Analyzing existing data, the Unnayan Onneshan has found that an average 2.5 million people are displaced permanently by every major flood. Within the last five years, Cyclone Sidr displaced 650,000 people, Cyclone Bijli displaced 20,000 people, and another 842,000 were displaced by Cyclone Aila.
Moreover, 1.45 million people were displaced due to river bank erosion in 2012, and 3 million people were displaced internally, both directly and indirectly, on a temporary basis due to drought in 2011.
Referring to the increased number of displacement cases over the years, the Unnayan Onneshan alerts that flood may displace 5.25 million, 11.02 million, and 23.16 million people by 2020, 2030, and 2040 respectively, based upon the historical trend.
If radical actions are not taken, 1.58 million, 6.46 million, and 26.39 million may be displaced due to cyclone by 2020, 2030, and 2040 respectively. In addition, if the current situation continues unabated, river bank erosion could displace 11.62 million, 26.15 million, and 40.67 million by 2020, 2030 and 2040 respectively.
In addition, 3.92 million, 4.64 million, and 5.5 million may be displaced due to drought by 2020, 2030, and 2040.
The report titled “The Tempest of Exodus: The Case of Climate Change-induced Displacement in Bangladesh and International Negotiations” was released under its Durban to Doha Technical Paper Series as the countries negotiate in Doha on the actions to be taken to combat climate change under the United Nations Framework Convention on Climate Change (UNFCCC).
Rashed Al Mahmud Titumir, chairperson of the Unnayan Onneshan, said Bangladesh is one of the most vulnerable countries to climate change due to a number of hydrological, geological, and socio-economic factors.
He said the impact of climate change is visible in the form of extreme temperature, erratic rainfall, and increased number of intensified floods, cyclones, droughts, prevalence of rough weather in the bay, aggravated by poverty-related vulnerabilities and poor infrastructure.

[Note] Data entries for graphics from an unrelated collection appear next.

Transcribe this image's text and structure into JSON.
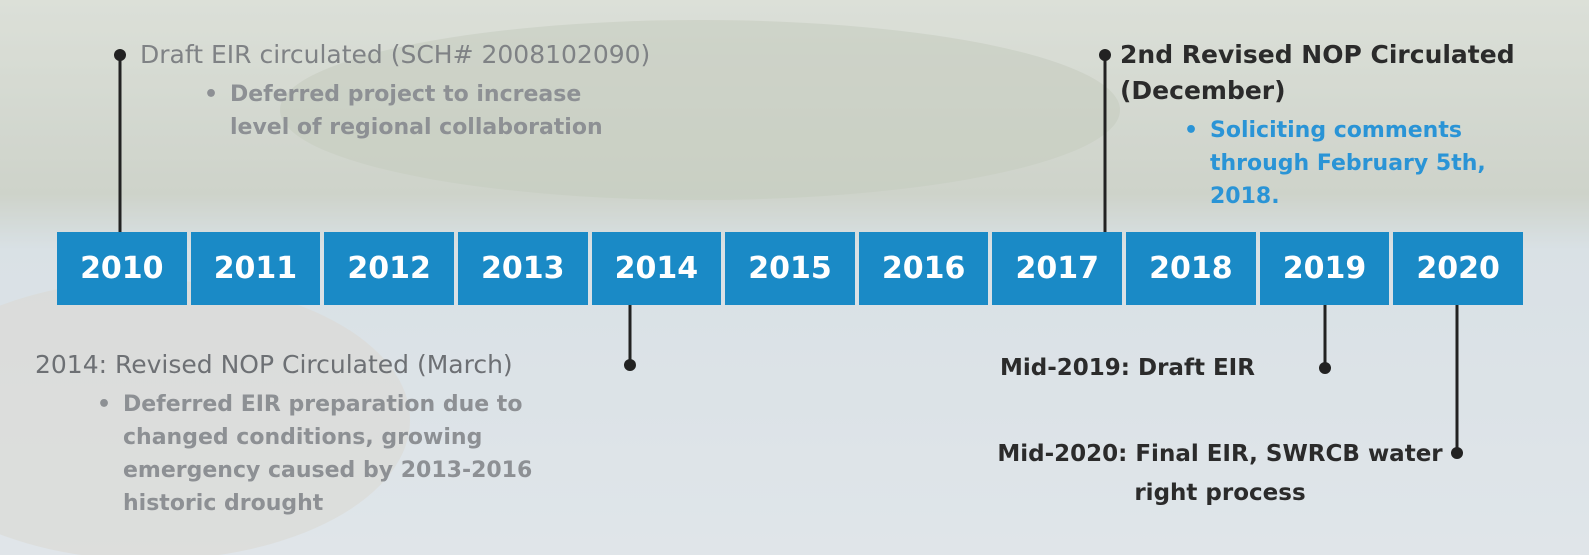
{
  "timeline": {
    "years": [
      "2010",
      "2011",
      "2012",
      "2013",
      "2014",
      "2015",
      "2016",
      "2017",
      "2018",
      "2019",
      "2020"
    ],
    "events": [
      {
        "title": "Draft EIR circulated (SCH# 2008102090)",
        "bullets": [
          "Deferred project to increase level of regional collaboration"
        ]
      },
      {
        "title": "2nd Revised NOP Circulated (December)",
        "bullets": [
          "Soliciting comments through February 5th, 2018."
        ]
      },
      {
        "title": "2014: Revised NOP Circulated (March)",
        "bullets": [
          "Deferred EIR preparation due to changed conditions, growing emergency caused by 2013-2016 historic drought"
        ]
      },
      {
        "title": "Mid-2019:  Draft EIR",
        "bullets": []
      },
      {
        "title": "Mid-2020:  Final EIR, SWRCB water right process",
        "bullets": []
      }
    ]
  }
}
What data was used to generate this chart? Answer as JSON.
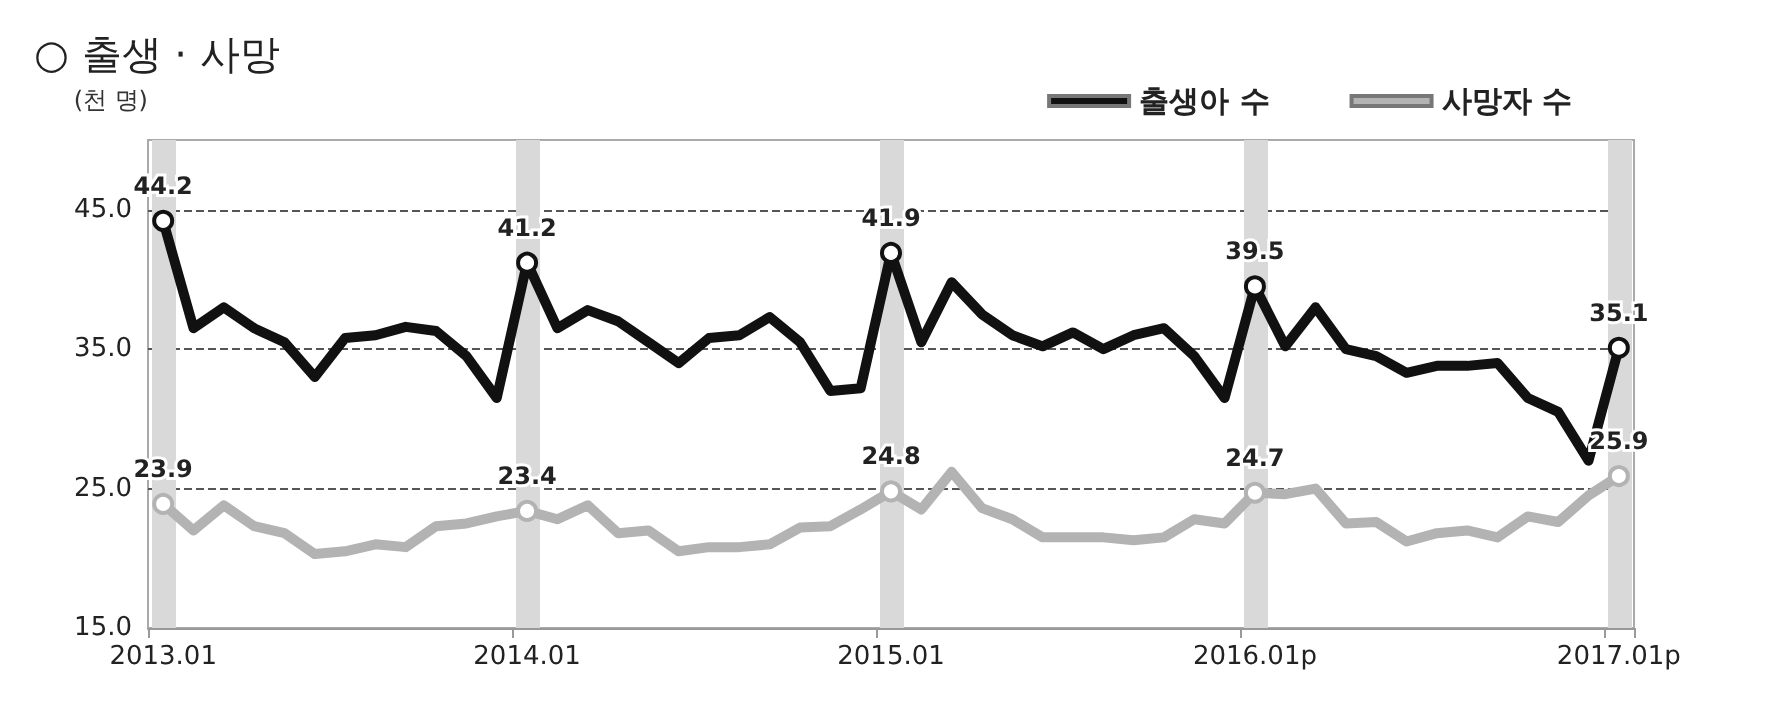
{
  "chart_data": {
    "type": "line",
    "title": "○ 출생 · 사망",
    "ylabel": "(천 명)",
    "categories": [
      "2013.01",
      null,
      null,
      null,
      null,
      null,
      null,
      null,
      null,
      null,
      null,
      null,
      "2014.01",
      null,
      null,
      null,
      null,
      null,
      null,
      null,
      null,
      null,
      null,
      null,
      "2015.01",
      null,
      null,
      null,
      null,
      null,
      null,
      null,
      null,
      null,
      null,
      null,
      "2016.01p",
      null,
      null,
      null,
      null,
      null,
      null,
      null,
      null,
      null,
      null,
      null,
      "2017.01p"
    ],
    "series": [
      {
        "name": "출생아 수",
        "color": "#111111",
        "values": [
          44.2,
          36.5,
          38,
          36.5,
          35.5,
          33,
          35.8,
          36,
          36.6,
          36.3,
          34.5,
          31.5,
          41.2,
          36.5,
          37.8,
          37,
          35.5,
          34,
          35.8,
          36,
          37.3,
          35.5,
          32,
          32.2,
          41.9,
          35.5,
          39.8,
          37.5,
          36,
          35.2,
          36.2,
          35,
          36,
          36.5,
          34.5,
          31.5,
          39.5,
          35.2,
          38,
          35,
          34.5,
          33.3,
          33.8,
          33.8,
          34,
          31.5,
          30.5,
          27,
          35.1
        ],
        "value_labels": [
          "44.2",
          null,
          null,
          null,
          null,
          null,
          null,
          null,
          null,
          null,
          null,
          null,
          "41.2",
          null,
          null,
          null,
          null,
          null,
          null,
          null,
          null,
          null,
          null,
          null,
          "41.9",
          null,
          null,
          null,
          null,
          null,
          null,
          null,
          null,
          null,
          null,
          null,
          "39.5",
          null,
          null,
          null,
          null,
          null,
          null,
          null,
          null,
          null,
          null,
          null,
          "35.1"
        ]
      },
      {
        "name": "사망자 수",
        "color": "#b3b3b3",
        "values": [
          23.9,
          22,
          23.8,
          22.3,
          21.8,
          20.3,
          20.5,
          21,
          20.8,
          22.3,
          22.5,
          23,
          23.4,
          22.8,
          23.8,
          21.8,
          22,
          20.5,
          20.8,
          20.8,
          21,
          22.2,
          22.3,
          23.5,
          24.8,
          23.5,
          26.2,
          23.6,
          22.8,
          21.5,
          21.5,
          21.5,
          21.3,
          21.5,
          22.8,
          22.5,
          24.7,
          24.6,
          25,
          22.5,
          22.6,
          21.2,
          21.8,
          22,
          21.5,
          23,
          22.6,
          24.5,
          25.9
        ],
        "value_labels": [
          "23.9",
          null,
          null,
          null,
          null,
          null,
          null,
          null,
          null,
          null,
          null,
          null,
          "23.4",
          null,
          null,
          null,
          null,
          null,
          null,
          null,
          null,
          null,
          null,
          null,
          "24.8",
          null,
          null,
          null,
          null,
          null,
          null,
          null,
          null,
          null,
          null,
          null,
          "24.7",
          null,
          null,
          null,
          null,
          null,
          null,
          null,
          null,
          null,
          null,
          null,
          "25.9"
        ]
      }
    ],
    "ylim": [
      15,
      50
    ],
    "yticks": [
      {
        "value": 15,
        "label": "15.0"
      },
      {
        "value": 25,
        "label": "25.0"
      },
      {
        "value": 35,
        "label": "35.0"
      },
      {
        "value": 45,
        "label": "45.0"
      }
    ],
    "grid": "y",
    "legend": "top right",
    "line_style": "solid",
    "ref_lines": [
      {
        "axis": "x",
        "value": "2013.01",
        "color": "#d9d9d9"
      },
      {
        "axis": "x",
        "value": "2014.01",
        "color": "#d9d9d9"
      },
      {
        "axis": "x",
        "value": "2015.01",
        "color": "#d9d9d9"
      },
      {
        "axis": "x",
        "value": "2016.01p",
        "color": "#d9d9d9"
      },
      {
        "axis": "x",
        "value": "2017.01p",
        "color": "#d9d9d9"
      }
    ]
  }
}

Pointing to the inaction at the international negotiations, the Unnayan Onneshan says: “The upsurge in migration, caused by environmental degradation and climate change, is unprecedented; yet the world is still mired only in ‘expression of intent’ in the climate change negotiations, at the cost of the people’s lives and livelihood, particularly the poor and the marginalized, who have no contribution in changing the climate.”